What is the worst-case asymptotic cost of this algorithm?

Question

void Ordena(TipoItem *A, int n)
{

    TipoItem x;

    int i, j;

    for (i = 1; i < n; i++)
    {

        for (j = n; j > i; j--)
        {

            if (A[j].chave < A[j - 1].chave)
            {

                x = A[j];

                A[j] = A[j - 1];

                A[j - 1] = x;
            }
        }
    }

}

I believe the worst case is when the array is in descending order, am I right? About the asymptotic cost in terms of number of movements, is it O(n²) or O(2n²) ? I've just started learning about asymptotic cost (as you can tell).

Answer 1

As you were saying the worst-case scenario here is the one where the array is in descending order because you will have to execute the if statement every single time.
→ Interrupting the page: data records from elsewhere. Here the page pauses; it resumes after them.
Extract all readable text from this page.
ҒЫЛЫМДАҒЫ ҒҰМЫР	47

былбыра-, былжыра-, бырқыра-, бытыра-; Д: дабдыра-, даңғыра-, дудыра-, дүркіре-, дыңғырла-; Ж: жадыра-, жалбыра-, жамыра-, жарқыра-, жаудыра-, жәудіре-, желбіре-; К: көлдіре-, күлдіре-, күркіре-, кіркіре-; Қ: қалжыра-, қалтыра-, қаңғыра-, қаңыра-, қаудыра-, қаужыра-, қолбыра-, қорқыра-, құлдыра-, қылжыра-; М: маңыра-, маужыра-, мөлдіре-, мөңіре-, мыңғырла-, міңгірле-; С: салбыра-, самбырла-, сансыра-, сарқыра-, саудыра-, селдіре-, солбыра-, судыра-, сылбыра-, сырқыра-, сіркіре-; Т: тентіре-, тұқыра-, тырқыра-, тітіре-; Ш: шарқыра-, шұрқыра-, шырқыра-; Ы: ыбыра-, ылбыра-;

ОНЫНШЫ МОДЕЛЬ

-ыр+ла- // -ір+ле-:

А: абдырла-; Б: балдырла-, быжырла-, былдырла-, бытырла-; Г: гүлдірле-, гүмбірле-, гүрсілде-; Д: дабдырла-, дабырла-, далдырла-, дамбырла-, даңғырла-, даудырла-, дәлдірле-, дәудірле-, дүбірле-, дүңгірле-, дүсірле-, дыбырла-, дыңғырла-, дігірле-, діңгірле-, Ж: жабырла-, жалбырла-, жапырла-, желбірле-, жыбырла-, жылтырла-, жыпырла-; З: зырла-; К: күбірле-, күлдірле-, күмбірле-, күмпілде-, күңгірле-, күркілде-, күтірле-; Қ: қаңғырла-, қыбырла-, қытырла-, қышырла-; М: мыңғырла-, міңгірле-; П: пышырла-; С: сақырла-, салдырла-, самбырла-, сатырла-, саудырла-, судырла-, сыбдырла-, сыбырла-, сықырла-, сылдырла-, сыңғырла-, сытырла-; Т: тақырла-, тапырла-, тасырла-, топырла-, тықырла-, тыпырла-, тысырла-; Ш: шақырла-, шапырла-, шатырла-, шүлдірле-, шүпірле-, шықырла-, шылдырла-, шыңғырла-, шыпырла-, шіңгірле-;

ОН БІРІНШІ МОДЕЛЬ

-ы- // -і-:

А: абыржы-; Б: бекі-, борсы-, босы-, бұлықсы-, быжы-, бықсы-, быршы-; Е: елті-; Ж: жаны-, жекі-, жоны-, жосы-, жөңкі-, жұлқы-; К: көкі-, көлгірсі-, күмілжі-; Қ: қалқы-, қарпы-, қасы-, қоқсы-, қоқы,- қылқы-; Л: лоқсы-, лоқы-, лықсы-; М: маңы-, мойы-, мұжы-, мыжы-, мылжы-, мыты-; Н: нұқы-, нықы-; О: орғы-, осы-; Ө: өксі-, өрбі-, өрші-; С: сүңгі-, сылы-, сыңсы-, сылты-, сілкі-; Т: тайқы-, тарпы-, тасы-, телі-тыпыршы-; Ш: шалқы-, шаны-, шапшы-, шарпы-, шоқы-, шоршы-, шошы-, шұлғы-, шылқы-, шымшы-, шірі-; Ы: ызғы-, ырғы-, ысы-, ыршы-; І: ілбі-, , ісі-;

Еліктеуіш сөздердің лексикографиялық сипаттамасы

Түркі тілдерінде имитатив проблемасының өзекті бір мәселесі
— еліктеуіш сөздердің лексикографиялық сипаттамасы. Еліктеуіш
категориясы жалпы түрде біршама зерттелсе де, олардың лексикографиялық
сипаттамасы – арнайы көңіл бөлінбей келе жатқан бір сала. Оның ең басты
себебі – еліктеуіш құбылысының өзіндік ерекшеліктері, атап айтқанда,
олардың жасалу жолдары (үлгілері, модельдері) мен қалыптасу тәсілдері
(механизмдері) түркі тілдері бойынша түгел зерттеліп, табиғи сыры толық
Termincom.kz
However, since we are talking about the asymptotic notation, it is quite irrelevant whether or not you execute the if statement because the cost of those three instructions is actually constant(i.d. O(1)). Therefore, the important thing here is how many times you actually have to loop through the elements in the array and this happens exactly, if you do the math, n^2/2 + n/2 times. So, the computational complexity is O(n^2) because the predominant part here is n^2/2, and the asymptotic notation doesn't take into account the multiplicative factor 1/2, even if sometimes these factors could influence the execution time.